Why “the Aye is 51, the Nay is 48,” not “Ayes are 51, Nays are 48”?
Solution 1:
The syntax you heard could be construed as the result of an elision, for example of "vote" or "vote count":
The aye [vote count] is 51; the nay [vote count] is 48.
That elision, in turn, may have been prompted by the reading of an electronic display. Hypothetically, that is, the Senate Legislative Information System may provide the Secretary of the Senate with a display showing the number of "aye" and "nay" buttons pressed by senators when voting. The Secretary (or clerk) may then read the electronic display out loud. The counts may even be labeled "Aye" and "Nay" on the electronic display, thus reinforcing the elision and so the use of singular syntax.
For background procedural information, see "Roll Call Votes by the U.S. Congress"; see also "Quorum and Vote" in "Procedures of the United States Congress".

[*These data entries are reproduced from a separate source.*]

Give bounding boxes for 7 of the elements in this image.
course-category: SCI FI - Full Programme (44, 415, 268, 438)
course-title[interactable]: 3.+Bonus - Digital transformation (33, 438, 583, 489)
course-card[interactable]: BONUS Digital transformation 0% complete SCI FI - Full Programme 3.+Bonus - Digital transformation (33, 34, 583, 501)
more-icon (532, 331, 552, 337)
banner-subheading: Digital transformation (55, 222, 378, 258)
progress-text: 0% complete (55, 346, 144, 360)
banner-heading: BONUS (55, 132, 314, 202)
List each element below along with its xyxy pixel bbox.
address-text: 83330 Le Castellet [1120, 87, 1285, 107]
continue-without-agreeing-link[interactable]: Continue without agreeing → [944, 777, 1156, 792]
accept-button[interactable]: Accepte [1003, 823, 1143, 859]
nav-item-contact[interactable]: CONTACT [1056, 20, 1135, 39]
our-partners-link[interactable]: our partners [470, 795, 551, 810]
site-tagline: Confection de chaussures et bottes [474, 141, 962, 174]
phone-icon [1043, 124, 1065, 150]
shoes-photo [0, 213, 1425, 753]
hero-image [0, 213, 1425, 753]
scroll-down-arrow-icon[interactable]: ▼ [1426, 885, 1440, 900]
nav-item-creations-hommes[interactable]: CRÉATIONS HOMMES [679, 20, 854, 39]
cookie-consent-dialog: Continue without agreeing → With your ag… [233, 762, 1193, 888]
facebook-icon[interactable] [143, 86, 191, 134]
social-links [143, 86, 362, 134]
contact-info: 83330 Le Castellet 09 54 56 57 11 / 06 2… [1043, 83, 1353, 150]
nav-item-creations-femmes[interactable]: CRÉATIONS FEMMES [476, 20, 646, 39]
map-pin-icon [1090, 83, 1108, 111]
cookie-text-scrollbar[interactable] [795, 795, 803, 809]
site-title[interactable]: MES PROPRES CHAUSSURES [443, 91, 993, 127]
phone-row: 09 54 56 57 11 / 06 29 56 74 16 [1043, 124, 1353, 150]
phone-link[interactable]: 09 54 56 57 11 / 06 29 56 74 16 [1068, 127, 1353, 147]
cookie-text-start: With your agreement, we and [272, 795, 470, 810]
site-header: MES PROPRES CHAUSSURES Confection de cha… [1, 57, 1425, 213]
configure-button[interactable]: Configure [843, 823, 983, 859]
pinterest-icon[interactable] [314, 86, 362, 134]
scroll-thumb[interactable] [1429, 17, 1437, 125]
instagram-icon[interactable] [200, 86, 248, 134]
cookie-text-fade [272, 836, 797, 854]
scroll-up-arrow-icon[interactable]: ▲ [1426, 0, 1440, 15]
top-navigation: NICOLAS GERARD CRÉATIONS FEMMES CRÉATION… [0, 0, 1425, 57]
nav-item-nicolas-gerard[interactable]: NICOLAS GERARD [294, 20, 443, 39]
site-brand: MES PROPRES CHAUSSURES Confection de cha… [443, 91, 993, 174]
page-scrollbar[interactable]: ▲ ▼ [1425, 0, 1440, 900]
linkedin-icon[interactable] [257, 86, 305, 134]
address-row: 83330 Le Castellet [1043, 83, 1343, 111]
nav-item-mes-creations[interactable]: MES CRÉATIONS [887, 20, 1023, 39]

More generally, however, underlying linguistic processes condition fluent speaker understanding of singular syntax and the corresponding absence of plurality markers for what would ordinarily be countable nouns. Those processes are described in detail in, for example, the 1980 paper "Nouns and Countability", by Keith Allan. The abstract of his paper provides an adequate summary:
The customary disjunctive marking of lexical entries for English nouns as [± countable] does not match the fact that the majority can be used both countably and uncountably in different NP [noun phrase, ed.] environments: this binary opposition is characteristic not of the nouns, but of the NP's which they head. Nevertheless, nouns do have countability preferences; some enter countable environments more readily than others.
Thus, although I hesitated a bit over the syntax you encountered, I did not, finally, register it as incorrect or nonstandard. The nouns 'aye' and 'nay' appeared in an environment that enabled me to readily construe them as uncountable despite their "countability preferences".